The most literal translation that I can surmise is
"After such a long time,'I will speak about my hometown' is what occurred to me."
So the と translates to "is what", "is the thing that" or just "that" in almost all situations. It can be loosely considered a subordinating conjunction that connects an independent clause to a dependent clause functioning as a noun. This is the same function that the word "that" has in English. If you absolutely must compare it to English grammar, it is best thought of as the subordinating conjuction "that". But strictly speaking, there is a crucial difference that makes it best described as a particle/postposition that follows a quotation. As there are no postpositions in English, there is no direct English equivalent.

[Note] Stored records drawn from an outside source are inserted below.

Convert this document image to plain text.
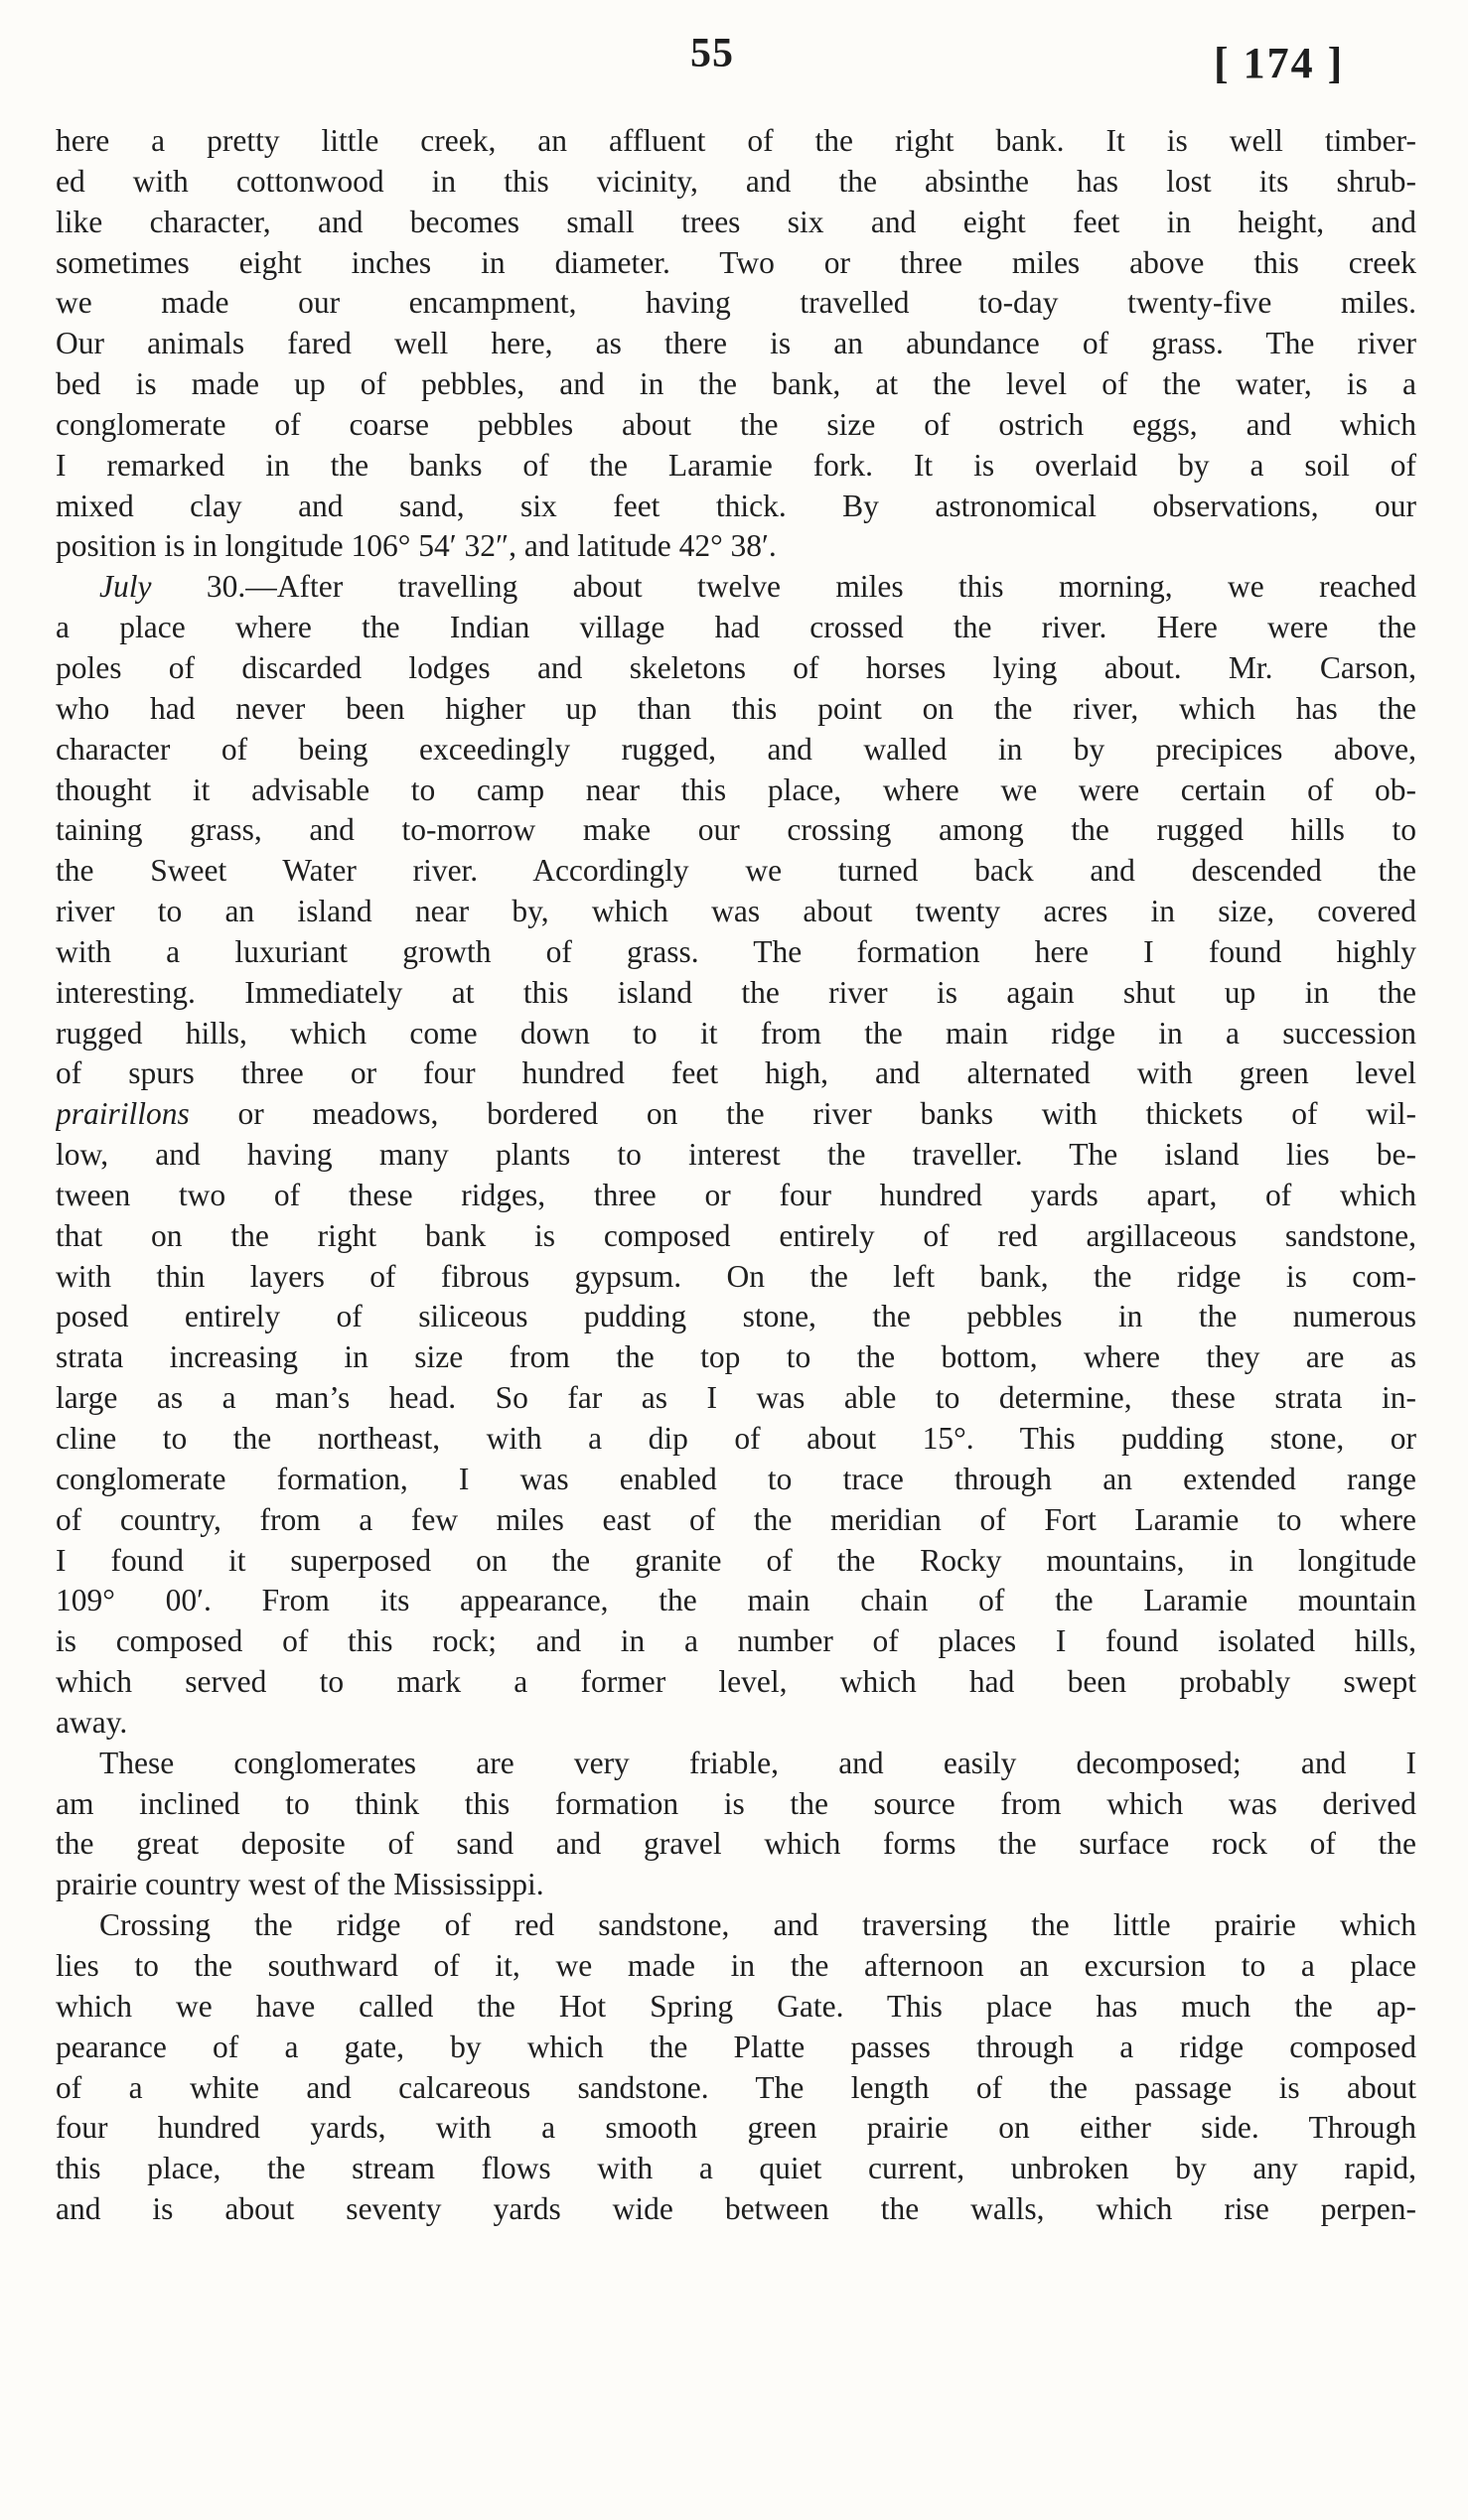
55	[ 174 ]
here a pretty little creek, an affluent of the right bank. It is well timber-
ed with cottonwood in this vicinity, and the absinthe has lost its shrub-
like character, and becomes small trees six and eight feet in height, and
sometimes eight inches in diameter. Two or three miles above this creek
we made our encampment, having travelled to-day twenty-five miles.
Our animals fared well here, as there is an abundance of grass. The river
bed is made up of pebbles, and in the bank, at the level of the water, is a
conglomerate of coarse pebbles about the size of ostrich eggs, and which
I remarked in the banks of the Laramie fork. It is overlaid by a soil of
mixed clay and sand, six feet thick. By astronomical observations, our
position is in longitude 106° 54′ 32″, and latitude 42° 38′.
July 30.—After travelling about twelve miles this morning, we reached
a place where the Indian village had crossed the river. Here were the
poles of discarded lodges and skeletons of horses lying about. Mr. Carson,
who had never been higher up than this point on the river, which has the
character of being exceedingly rugged, and walled in by precipices above,
thought it advisable to camp near this place, where we were certain of ob-
taining grass, and to-morrow make our crossing among the rugged hills to
the Sweet Water river. Accordingly we turned back and descended the
river to an island near by, which was about twenty acres in size, covered
with a luxuriant growth of grass. The formation here I found highly
interesting. Immediately at this island the river is again shut up in the
rugged hills, which come down to it from the main ridge in a succession
of spurs three or four hundred feet high, and alternated with green level
prairillons or meadows, bordered on the river banks with thickets of wil-
low, and having many plants to interest the traveller. The island lies be-
tween two of these ridges, three or four hundred yards apart, of which
that on the right bank is composed entirely of red argillaceous sandstone,
with thin layers of fibrous gypsum. On the left bank, the ridge is com-
posed entirely of siliceous pudding stone, the pebbles in the numerous
strata increasing in size from the top to the bottom, where they are as
large as a man’s head. So far as I was able to determine, these strata in-
cline to the northeast, with a dip of about 15°. This pudding stone, or
conglomerate formation, I was enabled to trace through an extended range
of country, from a few miles east of the meridian of Fort Laramie to where
I found it superposed on the granite of the Rocky mountains, in longitude
109° 00′. From its appearance, the main chain of the Laramie mountain
is composed of this rock; and in a number of places I found isolated hills,
which served to mark a former level, which had been probably swept
away.
These conglomerates are very friable, and easily decomposed; and I
am inclined to think this formation is the source from which was derived
the great deposite of sand and gravel which forms the surface rock of the
prairie country west of the Mississippi.
Crossing the ridge of red sandstone, and traversing the little prairie which
lies to the southward of it, we made in the afternoon an excursion to a place
which we have called the Hot Spring Gate. This place has much the ap-
pearance of a gate, by which the Platte passes through a ridge composed
of a white and calcareous sandstone. The length of the passage is about
four hundred yards, with a smooth green prairie on either side. Through
this place, the stream flows with a quiet current, unbroken by any rapid,
and is about seventy yards wide between the walls, which rise perpen-
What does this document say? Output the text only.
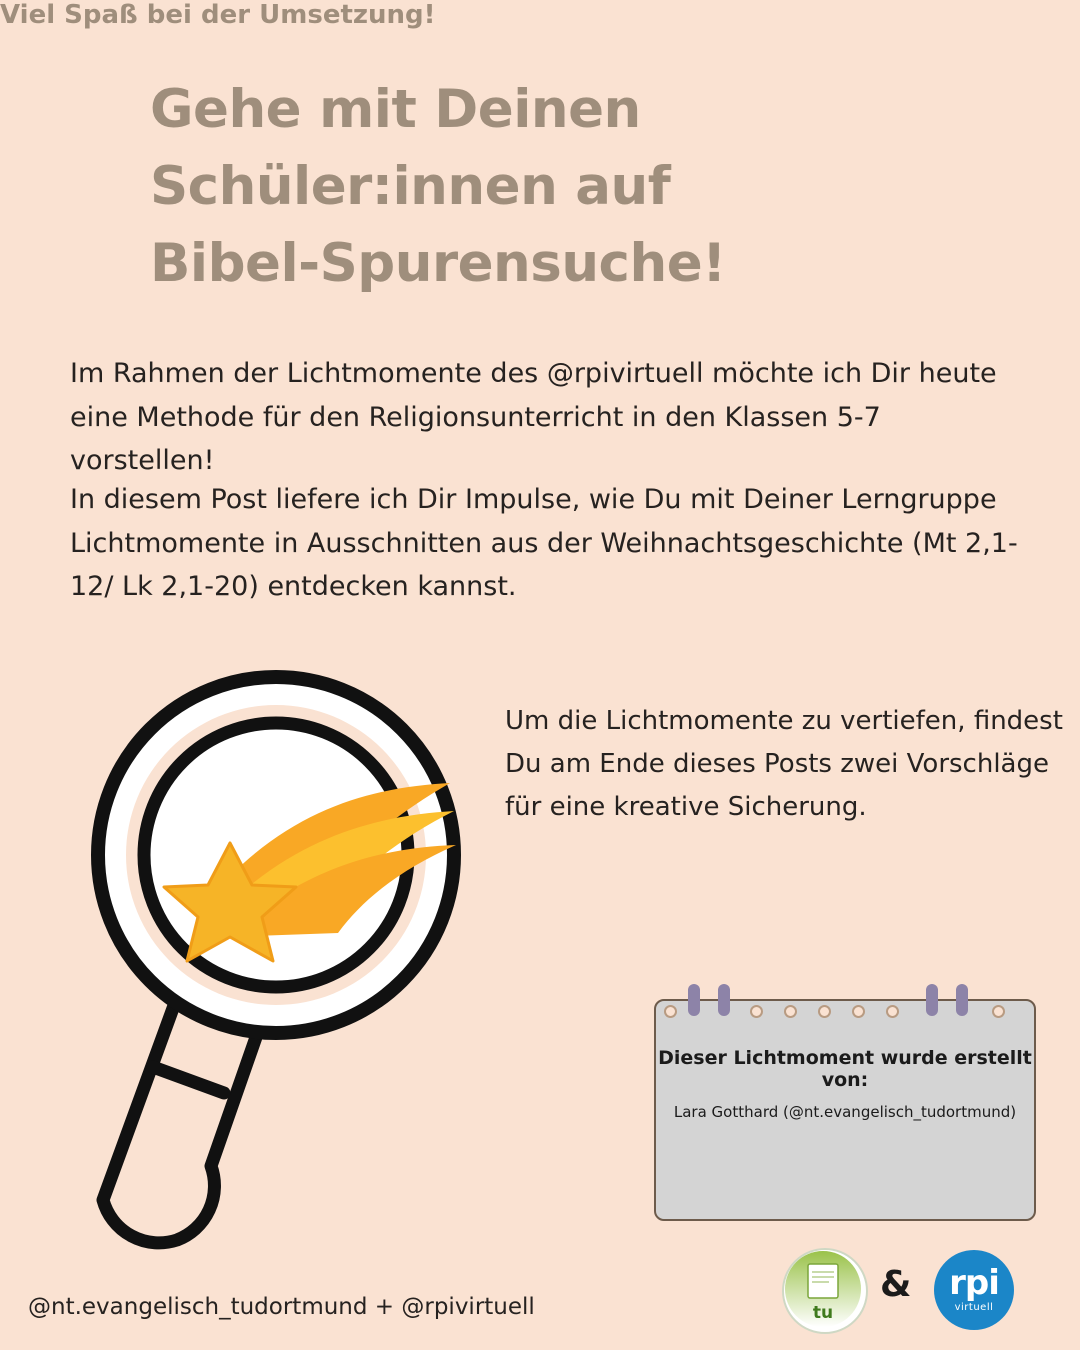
Gehe mit Deinen Schüler:innen auf
Bibel-Spurensuche!
Im Rahmen der Lichtmomente des @rpivirtuell möchte ich Dir heute eine Methode für den Religionsunterricht in den Klassen 5-7 vorstellen!
In diesem Post liefere ich Dir Impulse, wie Du mit Deiner Lerngruppe Lichtmomente in Ausschnitten aus der Weihnachtsgeschichte (Mt 2,1-12/ Lk 2,1-20) entdecken kannst.
Um die Lichtmomente zu vertiefen, findest Du am Ende dieses Posts zwei Vorschläge für eine kreative Sicherung.
Viel Spaß bei der Umsetzung!
Dieser Lichtmoment wurde erstellt von:
Lara Gotthard (@nt.evangelisch_tudortmund)
@nt.evangelisch_tudortmund + @rpivirtuell	tu
&	rpi
virtuell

The terms "direct" and "indirect" quotations don't really hold the same syntactical distinction in Japanese that they do in English. In English, a direct quotation has two criteria:
- It is (or is intended to be by the speaker) someone's exact words.
- It is delimited by quotation marks.
- It does not use a subordinating conjunction.
Look at the following sentences:
The teacher said "study kanji".
The teacher said to study kanji.("Study kanji" is what the teacher said.)
The first sentence is a direct quotation. In Japanese, it is delimited by quotation marks, but still has a と functioning as a subordinating conjunction. The conjunction is omitted in English because it is not considered a clause--just a long predicate consisting of several words. In Japanese the と is always there, whether the quotation is direct or indirect.
the と resembles "that" in English, but is actually a postposition following a quotation, with no English equivalent.